448. Find All Numbers Disappeare

描述

Given an array of integers where 1 ≤ a[i] ≤ n (n = size of array), some elements appear twice and others appear once.

Find all the elements of [1, n] inclusive that do not appear in this array.

Could you do it without extra space and in O(n) runtime?
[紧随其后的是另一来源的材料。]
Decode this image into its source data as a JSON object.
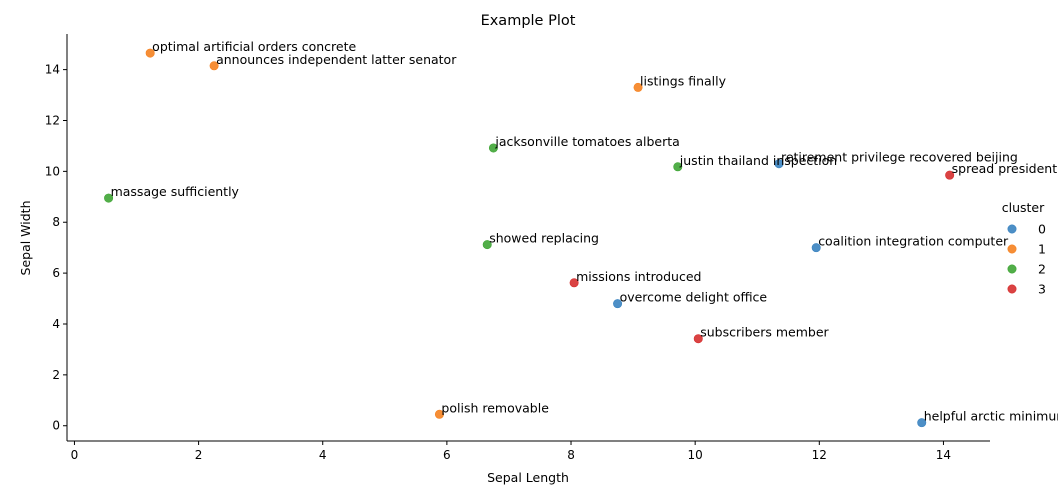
{
  "chart_data": {
    "type": "scatter",
    "title": "Example Plot",
    "xlabel": "Sepal Length",
    "ylabel": "Sepal Width",
    "xlim": [
      -0.12,
      14.75
    ],
    "ylim": [
      -0.6,
      15.4
    ],
    "xticks": [
      0,
      2,
      4,
      6,
      8,
      10,
      12,
      14
    ],
    "yticks": [
      0,
      2,
      4,
      6,
      8,
      10,
      12,
      14
    ],
    "grid": false,
    "legend": {
      "title": "cluster",
      "placement": "right"
    },
    "series": [
      {
        "name": "0",
        "color": "#3a83c0",
        "points": [
          {
            "x": 11.35,
            "y": 10.3,
            "label": "retirement privilege recovered beijing"
          },
          {
            "x": 11.95,
            "y": 7.0,
            "label": "coalition integration computer"
          },
          {
            "x": 8.75,
            "y": 4.8,
            "label": "overcome delight office"
          },
          {
            "x": 13.65,
            "y": 0.12,
            "label": "helpful arctic minimum"
          }
        ]
      },
      {
        "name": "1",
        "color": "#f58220",
        "points": [
          {
            "x": 1.22,
            "y": 14.65,
            "label": "optimal artificial orders concrete"
          },
          {
            "x": 2.25,
            "y": 14.15,
            "label": "announces independent latter senator"
          },
          {
            "x": 9.08,
            "y": 13.3,
            "label": "listings finally"
          },
          {
            "x": 5.88,
            "y": 0.45,
            "label": "polish removable"
          }
        ]
      },
      {
        "name": "2",
        "color": "#3fa535",
        "points": [
          {
            "x": 6.75,
            "y": 10.92,
            "label": "jacksonville tomatoes alberta"
          },
          {
            "x": 9.72,
            "y": 10.18,
            "label": "justin thailand inspection"
          },
          {
            "x": 0.55,
            "y": 8.95,
            "label": "massage sufficiently"
          },
          {
            "x": 6.65,
            "y": 7.12,
            "label": "showed replacing"
          }
        ]
      },
      {
        "name": "3",
        "color": "#d62f2f",
        "points": [
          {
            "x": 14.1,
            "y": 9.85,
            "label": "spread president"
          },
          {
            "x": 8.05,
            "y": 5.62,
            "label": "missions introduced"
          },
          {
            "x": 10.05,
            "y": 3.42,
            "label": "subscribers member"
          }
        ]
      }
    ]
  }
}
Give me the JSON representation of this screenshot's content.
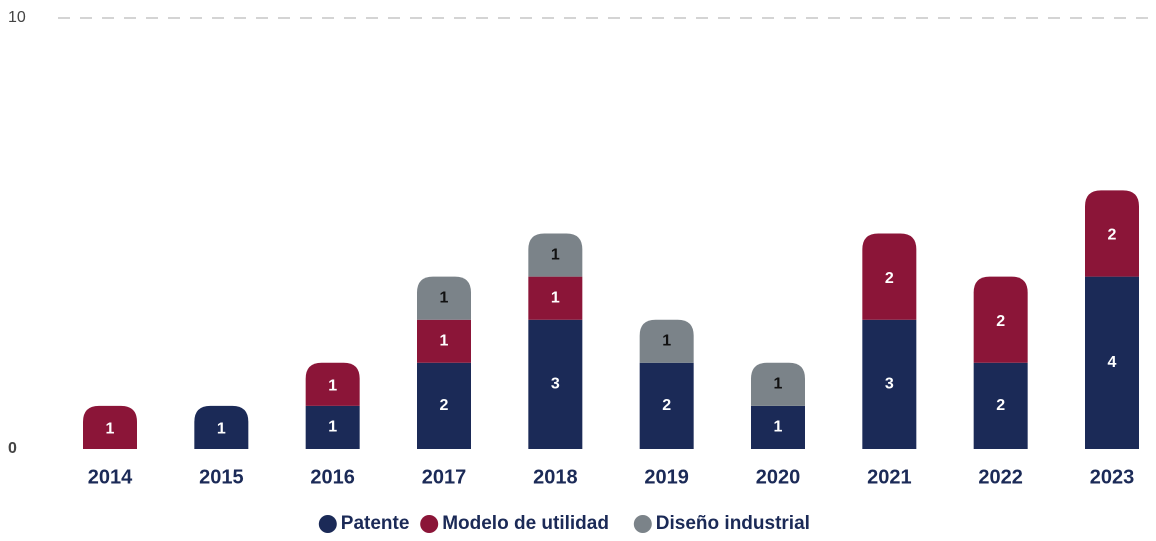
{
  "chart_data": {
    "type": "stacked_bar",
    "categories": [
      "2014",
      "2015",
      "2016",
      "2017",
      "2018",
      "2019",
      "2020",
      "2021",
      "2022",
      "2023"
    ],
    "series": [
      {
        "name": "Patente",
        "color": "#1b2a57",
        "values": [
          0,
          1,
          1,
          2,
          3,
          2,
          1,
          3,
          2,
          4
        ]
      },
      {
        "name": "Modelo de utilidad",
        "color": "#8b1538",
        "values": [
          1,
          0,
          1,
          1,
          1,
          0,
          0,
          2,
          2,
          2
        ]
      },
      {
        "name": "Diseño industrial",
        "color": "#7b8389",
        "values": [
          0,
          0,
          0,
          1,
          1,
          1,
          1,
          0,
          0,
          0
        ]
      }
    ],
    "ylim": [
      0,
      10
    ],
    "yticks": [
      0,
      10
    ],
    "grid": true,
    "legend": "bottom"
  }
}
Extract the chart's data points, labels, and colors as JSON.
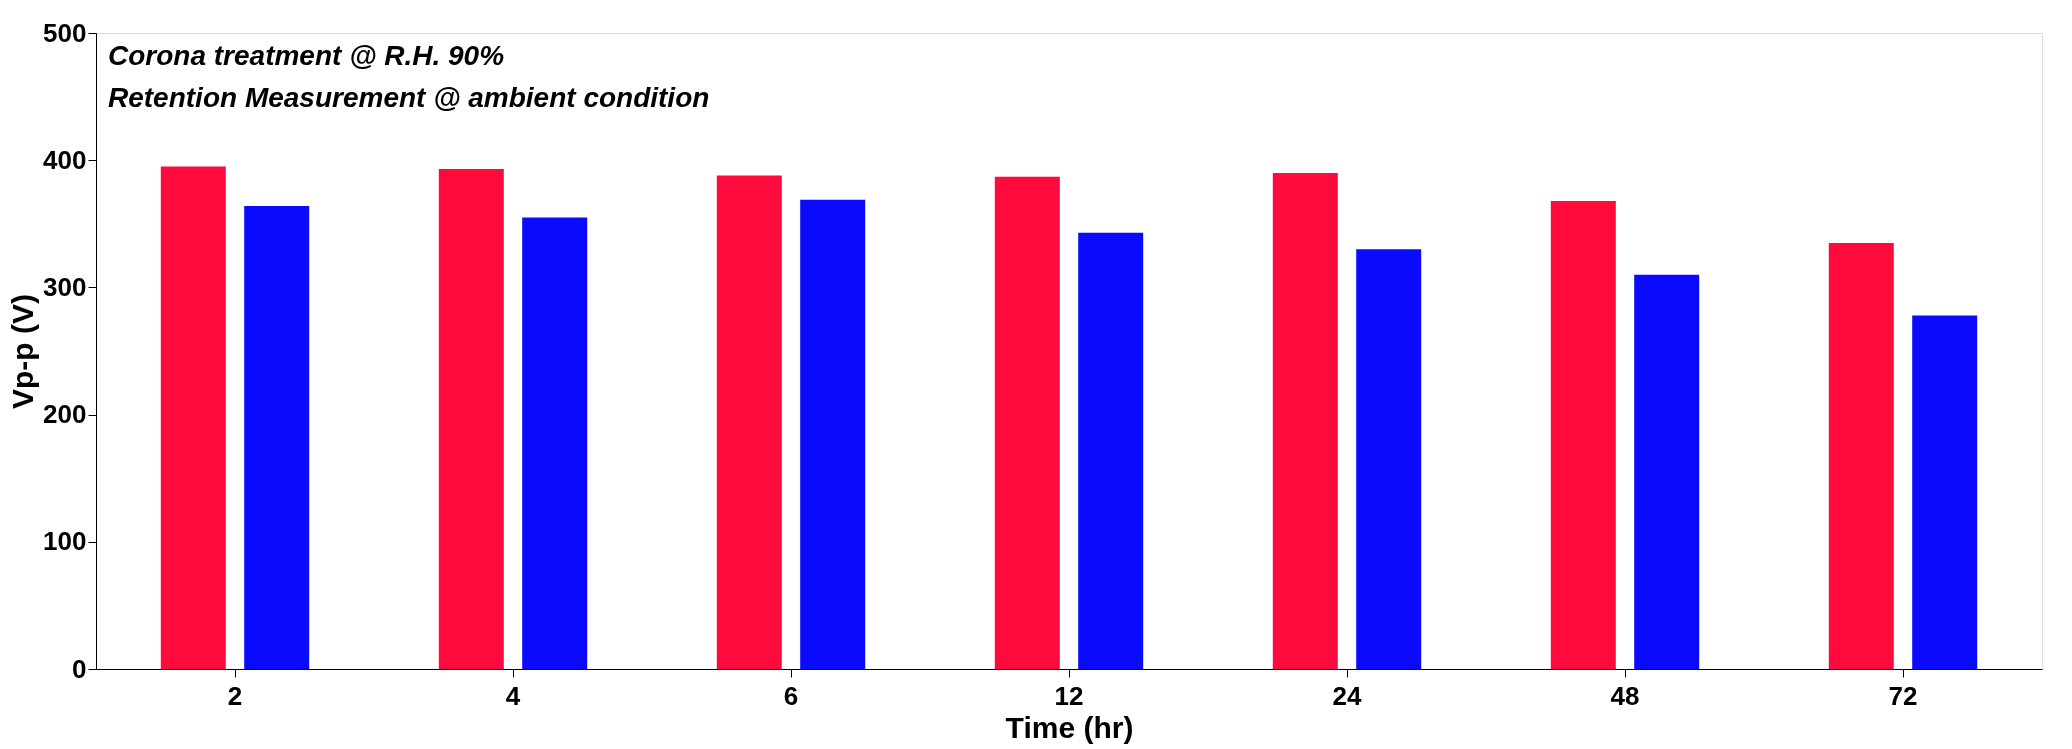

You may assume the returned list does not count as extra space.

Example:

Input:
[4,3,2,7,8,2,3,1]

Output:
[5,6]

思路

我们把数组[4,3,2,7,8,3,1]里边的元素看作是index，每当出现这个索引，我们把索引位置上的元素变成负数，这样，哪个位置上的数是正数，说明索引没有出现过，即，说明数组里边的元素没有出现过

代码

class Solution {
public:
    vector<int> findDisappearedNumbers(vector<int>& nums) {
        
        int n =nums.size();
        vector<int> res;
        
        for(int i = 0;i<n;i++)
        {
            int index = abs(nums[i]) - 1;
            if(nums[index] > 0)//如果num[index]<0,说明我们标记过了
                nums[index] = -nums[index];
        }
        
        for(int i = 0;i<n;i++)
        {
            if(nums[i]>0)
                res.push_back(i+1);
        }
        
        return res;
        
    }
};